The oldest woman in the world to give birth is thought to be Adriana Iliescu, from Romania, who had her firstborn in January last year at the age of 66. As a mother already, Dr Rashbrook presumably has more of an idea what she is letting herself in for.

But the fact remains she is at increased risk of complications. The fact that she is pregnant at all - after just one cycle of IVF treatment, according to Dr Antinori - is surprising. From the age of 40 women are not even offered IVF on the NHS because of its low success rate. Miscarriage and ectopic pregnancy rates increase with age, as does the risk of having a baby with problems such as Down's syndrome. Though Dr Rashbrook is reported to be fit and active, she has a higher risk of all sorts of problems from early labour to diabetes.
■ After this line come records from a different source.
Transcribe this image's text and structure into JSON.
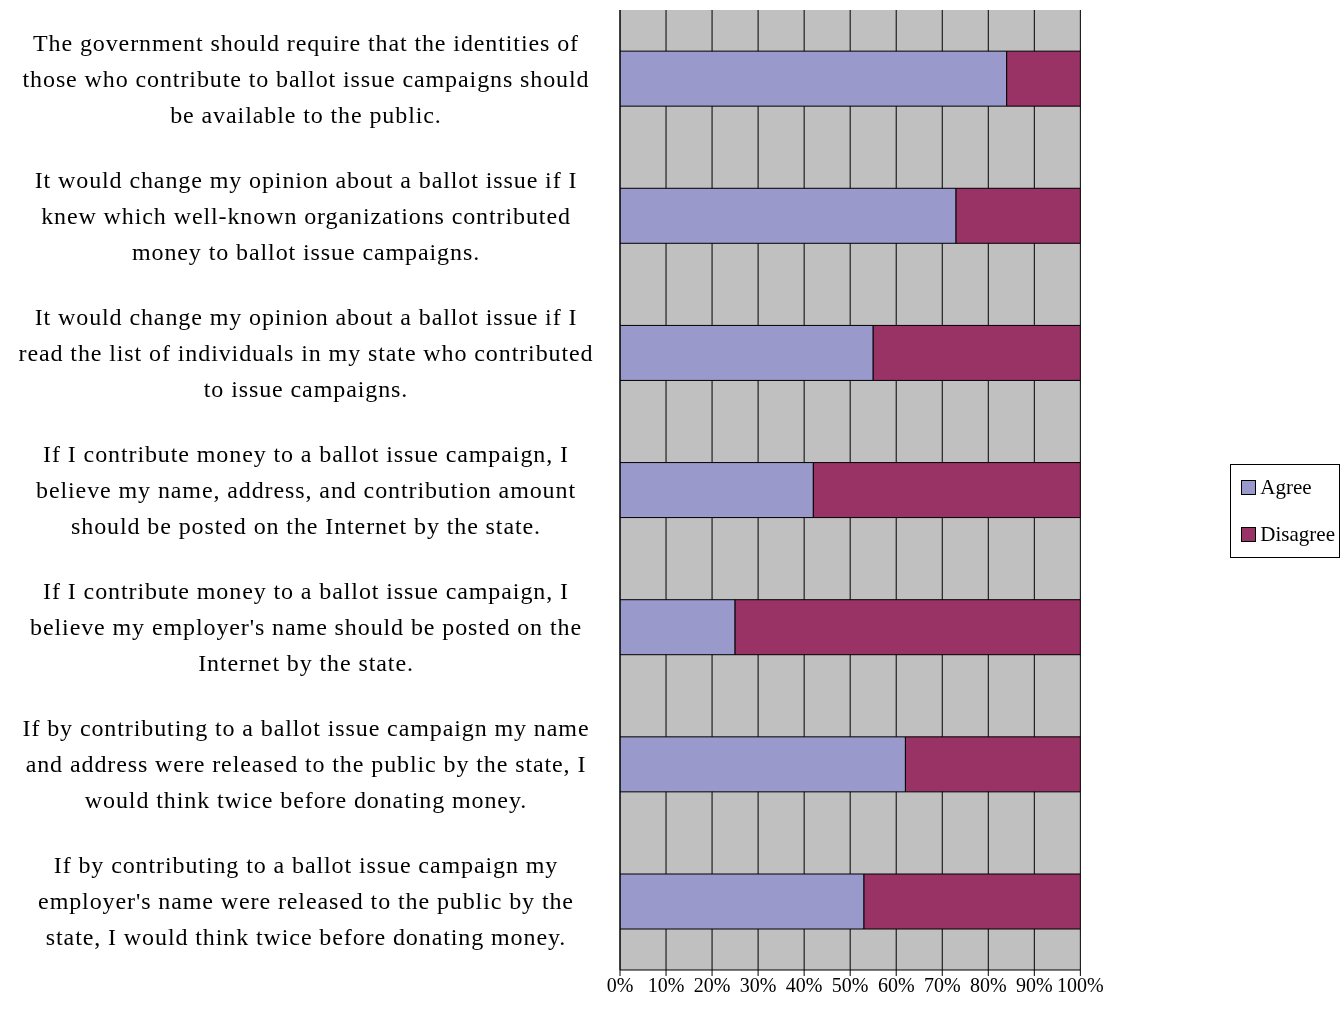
{
  "chart_data": {
    "type": "bar",
    "orientation": "horizontal",
    "stacked": true,
    "categories": [
      "The government should require that the identities of those who contribute to ballot issue campaigns should be available to the public.",
      "It would change my opinion about a ballot issue if I knew which well-known organizations contributed money to ballot issue campaigns.",
      "It would change my opinion about a ballot issue if I read the list of individuals in my state who contributed to issue campaigns.",
      "If I contribute money to a ballot issue campaign, I believe my name, address, and contribution amount should be posted on the Internet by the state.",
      "If I contribute money to a ballot issue campaign, I believe my employer's name should be posted on the Internet by the state.",
      "If by contributing to a ballot issue campaign my name and address were released to the public by the state, I would think twice before donating money.",
      "If by contributing to a ballot issue campaign my employer's name were released to the public by the state, I would think twice before donating money."
    ],
    "series": [
      {
        "name": "Agree",
        "color": "#9999cc",
        "values": [
          84,
          73,
          55,
          42,
          25,
          62,
          53
        ]
      },
      {
        "name": "Disagree",
        "color": "#993366",
        "values": [
          16,
          27,
          45,
          58,
          75,
          38,
          47
        ]
      }
    ],
    "xlim": [
      0,
      100
    ],
    "xticks": [
      {
        "value": 0,
        "label": "0%"
      },
      {
        "value": 10,
        "label": "10%"
      },
      {
        "value": 20,
        "label": "20%"
      },
      {
        "value": 30,
        "label": "30%"
      },
      {
        "value": 40,
        "label": "40%"
      },
      {
        "value": 50,
        "label": "50%"
      },
      {
        "value": 60,
        "label": "60%"
      },
      {
        "value": 70,
        "label": "70%"
      },
      {
        "value": 80,
        "label": "80%"
      },
      {
        "value": 90,
        "label": "90%"
      },
      {
        "value": 100,
        "label": "100%"
      }
    ],
    "grid": "x",
    "legend": "right"
  }
}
Perhaps this is one reason why older dads do not come in for the same stick. Des O'Connor was more or less patted on the back after becoming a father again at 71, though some of this is downright sexism. A baby has as much right to grow up and know its dad as it does its mother. Women may at least take consolation in new research published this week showing that male fertility is also at the mercy of time, and that it drops significantly after 40.

But the heart of this issue is the baby, and what his future will be. He may be bullied for having a mother who looks like his grandmother. He may mourn her when he is still a teenager. He may bitterly miss his independence, for as he becomes an adult his mother will be an old woman who needs looking after.

This is certainly the view of pro-life groups, who see her as selfish.

Josephine Quintavalle, from Comment on Reproductive Ethics, said: “She is being selfish and sometimes greater love is saying no.”

Canon Michael Stagg, spokesman for the Norwich diocese, said: “The General Synod, considering these issues, said every child was a gift from God, but I believe that such treatments should only be administered to women who would normally be able to have children.

“Bearing in mind when the child is 21 the mother will be 84, we share the general reservations that many people have, while wishing everyone in the circumstances well.”

“He or she is going to be without a mother or father at the most crucial moment of adolescence or when that child is growing to maturity.”

But the child psychiatrist has defended her position as the soon-to-be oldest new mother in Britain.

In a joint statement with her husband, she said: “We wish to emphasise that this has not been an endeavour undertaken lightly or without courage.

“A great deal of thought has been given to planning and providing for the child's present and future well-being, medically, socially and materially.”

“We are very happy to have given life to an already much-loved baby, and our wish now is to give him the peace and security he needs.”

With any luck, she will succeed. But whether her son sheds a tear over her absence on his wedding day, or being unable to show his firstborn to his mother, she will never know.